Il Napoli ha riscattato Grassi (e rinunciato a 8 milioni): sarà una pedina di scambio?

Difficile che Grassi possa entrare nelle rotazioni della prima squadra, quindi il suo destino è segnato: un’offerta superiore a quella della Spal o l’inserimento in una trattativa.

Il Napoli ha riscattato Grassi (e rinunciato a 8 milioni): sarà una pedina di scambio?

Due notizie in serie

Ieri sono arrivate due notizie consecutive su Alberto Grassi, centrocampista di proprietà del Napoli. L’ultima squadra in cui è stato in prestito, la Spal, aveva deciso di riscattare il cartellino per 8 milioni di euro. Sì, aveva. Tempo passato. Perché il Napoli ha cancellato questa operazione, esercitando la sua opzione per il contro-riscatto. 500mila euro alla Spal, e soprattutto arrivederci agli 8 milioni garantiti da Ferrara.

Ora, la domanda è semplice: perché? Ci sono tre possibili risposte. La prima, quella tecnicamente più scontata, è anche quella che ci sembra meno praticabile: il Napoli vuole tenere Grassi e valorizzarlo, e farlo giocare. Ripetiamo: quasi impossibile. E il motivo è semplice: in un reparto di centrocampo che al momento annovera Zielinski, Allan, Diawara, Rog e Hamsik, più Fabian Ruiz in contumacia, è difficile pensare di trovare uno spazio per Alberto Grassi. Pur reduce da una buona stagione, l’ex Atalanta ha ancora una dimensione e una qualità assoluta inferiori agli attuali centrocampisti del Napoli. A meno che non stia pensando di rimanere a fare la riserva in azzurro, è quantomeno irrealistico pensare ad un suo inserimento. Inoltre, occuperebbe anche uno slot della lista: nonostante il cambiamento della regola che alza il tetto degli Under 21 fino a 22 anni, Grassi è un classe 1995 e non rientrerebbe nei parametri “free”.

Gli scenari possibili

Dunque, scartata la prima ipotesi, restano due possibilità. La prima: una cessione a prezzo maggiorato. Il Napoli ha investito 500mila euro sulla recompra di Grassi, ma soprattutto ha rinunciato a 8 milioni di euro belli e pronti da incassare. Evidentemente, c’è un motivo per cui è stata compiuta questa scelta. E uno di questi potrebbe essere la presenza di un terzo club che si è impegnato ad acquisire Grassi per un prezzo superiore a 8 milioni e 500mila euro. Ovvero, la somma delle cifre (reali o potenziali) che il Napoli ha speso per questo inatteso ritorno a casa. Pensiamo a “un” Torino, a “una” Fiorentina, insomma ad un club in linea con la dimensione attuale del calciatore. E che possa esporsi con un’offerta da 10-11 milioni, giusto per ipotizzare.
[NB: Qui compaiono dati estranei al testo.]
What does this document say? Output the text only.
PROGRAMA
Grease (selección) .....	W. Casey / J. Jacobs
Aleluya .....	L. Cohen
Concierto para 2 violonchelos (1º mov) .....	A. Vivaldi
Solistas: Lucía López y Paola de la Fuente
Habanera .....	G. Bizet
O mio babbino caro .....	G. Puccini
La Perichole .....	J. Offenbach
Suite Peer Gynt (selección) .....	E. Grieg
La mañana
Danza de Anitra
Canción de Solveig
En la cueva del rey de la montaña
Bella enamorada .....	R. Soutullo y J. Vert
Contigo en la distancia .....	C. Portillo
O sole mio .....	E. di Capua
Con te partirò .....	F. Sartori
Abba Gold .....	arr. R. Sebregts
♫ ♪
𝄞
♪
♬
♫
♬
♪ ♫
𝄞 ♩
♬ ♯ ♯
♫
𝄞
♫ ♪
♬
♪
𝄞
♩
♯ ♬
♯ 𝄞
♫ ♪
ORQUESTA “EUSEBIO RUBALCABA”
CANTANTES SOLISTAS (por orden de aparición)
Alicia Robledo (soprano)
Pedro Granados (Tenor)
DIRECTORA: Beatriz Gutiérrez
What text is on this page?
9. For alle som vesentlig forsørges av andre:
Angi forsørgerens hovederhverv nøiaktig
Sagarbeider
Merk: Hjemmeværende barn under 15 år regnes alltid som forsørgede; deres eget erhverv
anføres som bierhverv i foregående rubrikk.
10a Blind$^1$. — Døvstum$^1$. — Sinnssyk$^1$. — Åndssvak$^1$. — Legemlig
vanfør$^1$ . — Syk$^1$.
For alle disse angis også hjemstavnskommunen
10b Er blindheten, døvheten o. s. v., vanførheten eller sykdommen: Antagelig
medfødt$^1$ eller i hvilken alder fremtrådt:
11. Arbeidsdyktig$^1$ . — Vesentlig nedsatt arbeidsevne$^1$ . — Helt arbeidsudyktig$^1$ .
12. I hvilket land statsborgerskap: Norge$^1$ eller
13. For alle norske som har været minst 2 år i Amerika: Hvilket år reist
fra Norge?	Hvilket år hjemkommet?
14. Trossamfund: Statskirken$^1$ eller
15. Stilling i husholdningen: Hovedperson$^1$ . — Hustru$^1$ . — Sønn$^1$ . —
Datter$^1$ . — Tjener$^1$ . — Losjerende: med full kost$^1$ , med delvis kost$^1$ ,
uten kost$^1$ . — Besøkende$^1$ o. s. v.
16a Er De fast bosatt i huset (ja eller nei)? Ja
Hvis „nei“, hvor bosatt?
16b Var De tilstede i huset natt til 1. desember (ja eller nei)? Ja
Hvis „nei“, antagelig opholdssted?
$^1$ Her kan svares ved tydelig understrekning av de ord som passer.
L’altro scenario è l’inserimento in una trattativa, Grassi come contropartita. Pensiamo a Chiesa, ad esempio, ma è solo un nome “eventuale” che ci è venuto in mente. Anche perché, una volta sistemato Fabian Ruiz, il Napoli non ha urgenze reali di mercato. Certo, c’è da sistemare la questione-portiere, solo che i nomi che girano in questo momento (Areola e Meret, soprattutto) sembrano prescindere dal possibile inserimento di una pedina di scambio. L’Udinese (di Meret) potrebbe pensare a Grassi, ma parliamo di un club che vive di plusvalenze, e che i calciatori preferisce acquistarli da giovanissimi e crescerli in casa. Insomma, una trattativa del genere rappresenterebbe un cambio di politica per i friulani.

Una buona stagione

Grassi è reduce da una buona annata a Ferrara. Dal punto di vista numerico (26 partite da titolare, 3 gol) e dell’impatto sul gioco, la migliore da quando è approdato nel calcio professionistico. Giusto che il Napoli punti a valorizzare l’investimento importante fatto a gennaio 2016 (8 milioni di euro per il cartellino), ma deve esserci una ratio dietro la decisione di non lasciarlo a Ferrara. Aspettiamo un po’ e verifichiamo, più che altro siamo stuzzicati dall’ipotesi di un possibile inserimento in una trattativa importante. Sarebbe un modo particolare, nuovo, eppure funzionale per far fruttare un acquisto finito troppo presto nel dimenticatoio.